Little Mix

ily 4ever

Jairus
3 min readOct 16, 2022

Those who know me well, know that I love girl groups. From Destiny’s Child to T.L.C. to the late G.R.L., some Nicole Scherzinger ft. the Pussycat Dolls and Danity Kane, and then back to Fifth Harmony. These girl groups have always reified two things for me:

  1. Pop music as a blessing and gift to the world of music. There isn’t anything like pop music to really make you feel like a pop star in your bedroom, dancing the choreo to Ariana Grande’s “Be Alright” about 20 times in front of the mirror.
  2. Femininity as a beautiful, brilliant source of home.

I wonder if this love for girl groups come from my own childhood, where all I really knew was my mom and my aunt. Coupled with me not knowing I was gay, but had a feeling I was gay, most of my friends were females and girls in a group. Something about that is comforting to me, like, I’m in the inner circle and I can share secrets.

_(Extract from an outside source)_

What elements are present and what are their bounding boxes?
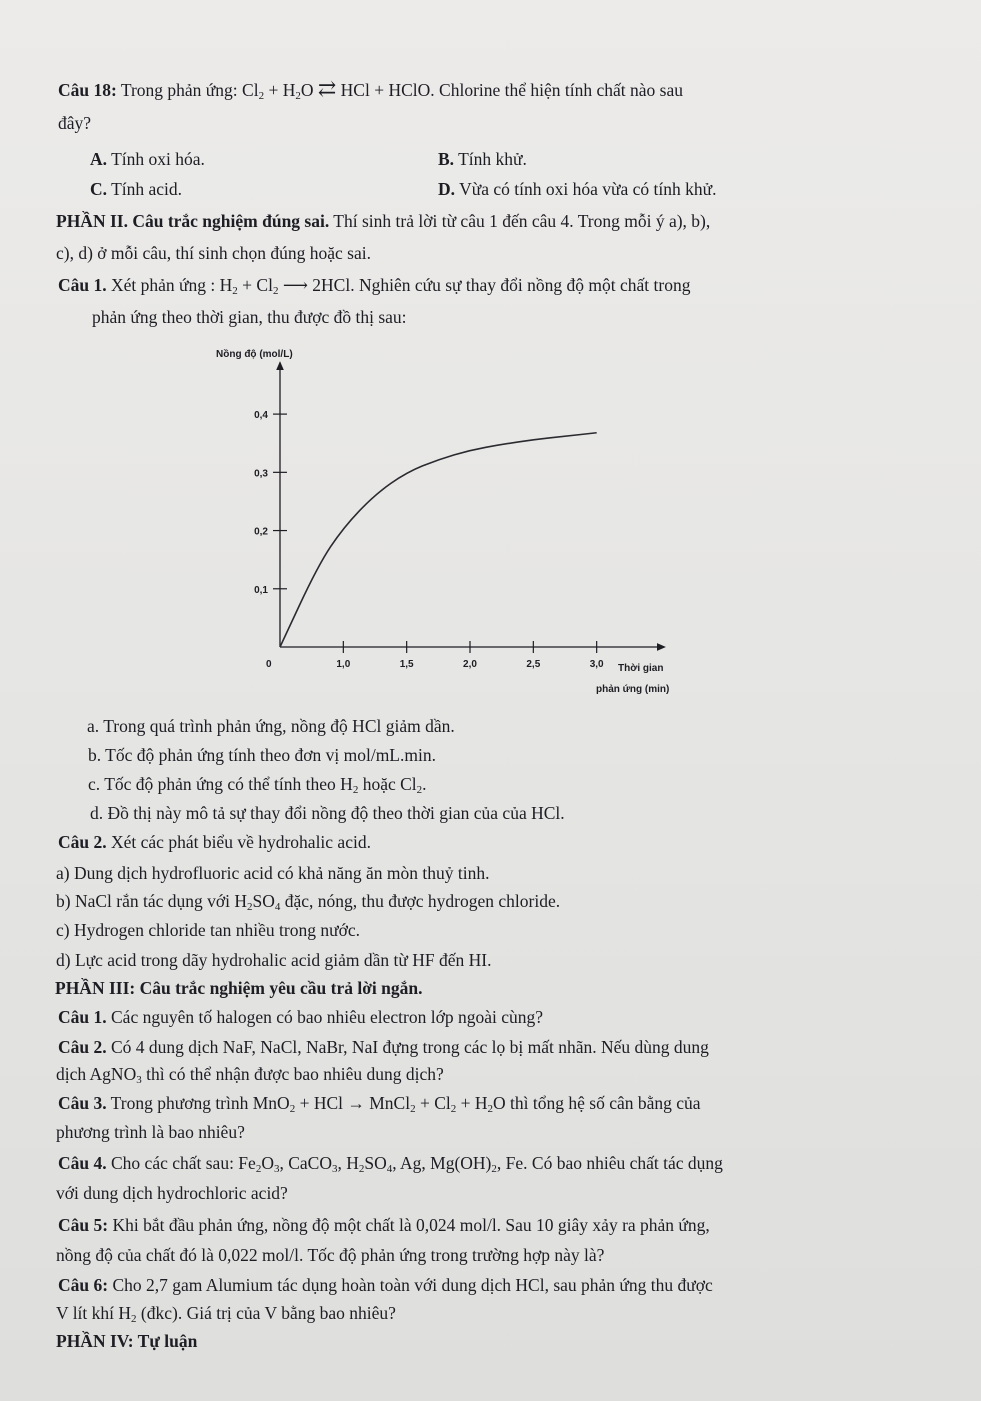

The opposite would be playing sports and talking about sports and weird, cult-like handshakes, stuff that didn’t interest a 9-year-old Jairus.

Lately, I’ve thought a lot about my trip to London to see Little Mix, a 10-year-old girl group created through The X-Factor, an expired singing competition that gave individuals and groups the opportunity to compete and become a musical star.

After really falling in love with their music 6 years ago, I realized the cultural impact that these girls had on music as a whole. When people think of Little Mix, they think about how they’re not making music together at the moment. They think about how a member left and went on to make their own music. They think that Little Mix adds to the larger narrative that girl groups don’t last forever and inevitably break up.

I think about that, too. Yet, what strikes me is the love that Little Mix have for each other. You can hear it in interviews and the way they don’t get all tense when they talk about what other girls in the group are doing. You see it in the comments they leave for each other on social media. It leaves me with a sense that they’ll always have each other, like real, actual sisters.

For me, it’s really easy to think that they should stay together, do more promo for their album Confetti, do a world tour, do more press, make more music together, all of that. But, girl…They’re mothers! They’ve grown up. They grew up in the industry for 10 years and are living out their lives with their kids and/or partners. I feel so strongly about how I need to let them grow up and live their lives because they’re more than Little Mix, you know?

That’s the part that gets me, honestly — they have given a big chunk of their lives to create music, connect with their fans, and having families. But, I would want the time to help grow my family without a girl group as my full-time job. If you want to talk about a full-time job, that’s a full-time job.

So, I say all of this to make the point that I love girl groups, and Little Mix, especially. They have so much love and I can feel it. I feel the promise that they will come back. And I know they will. And I can’t wait for that day. I really can’t.

Because best believe I’m flying out to London again to see them.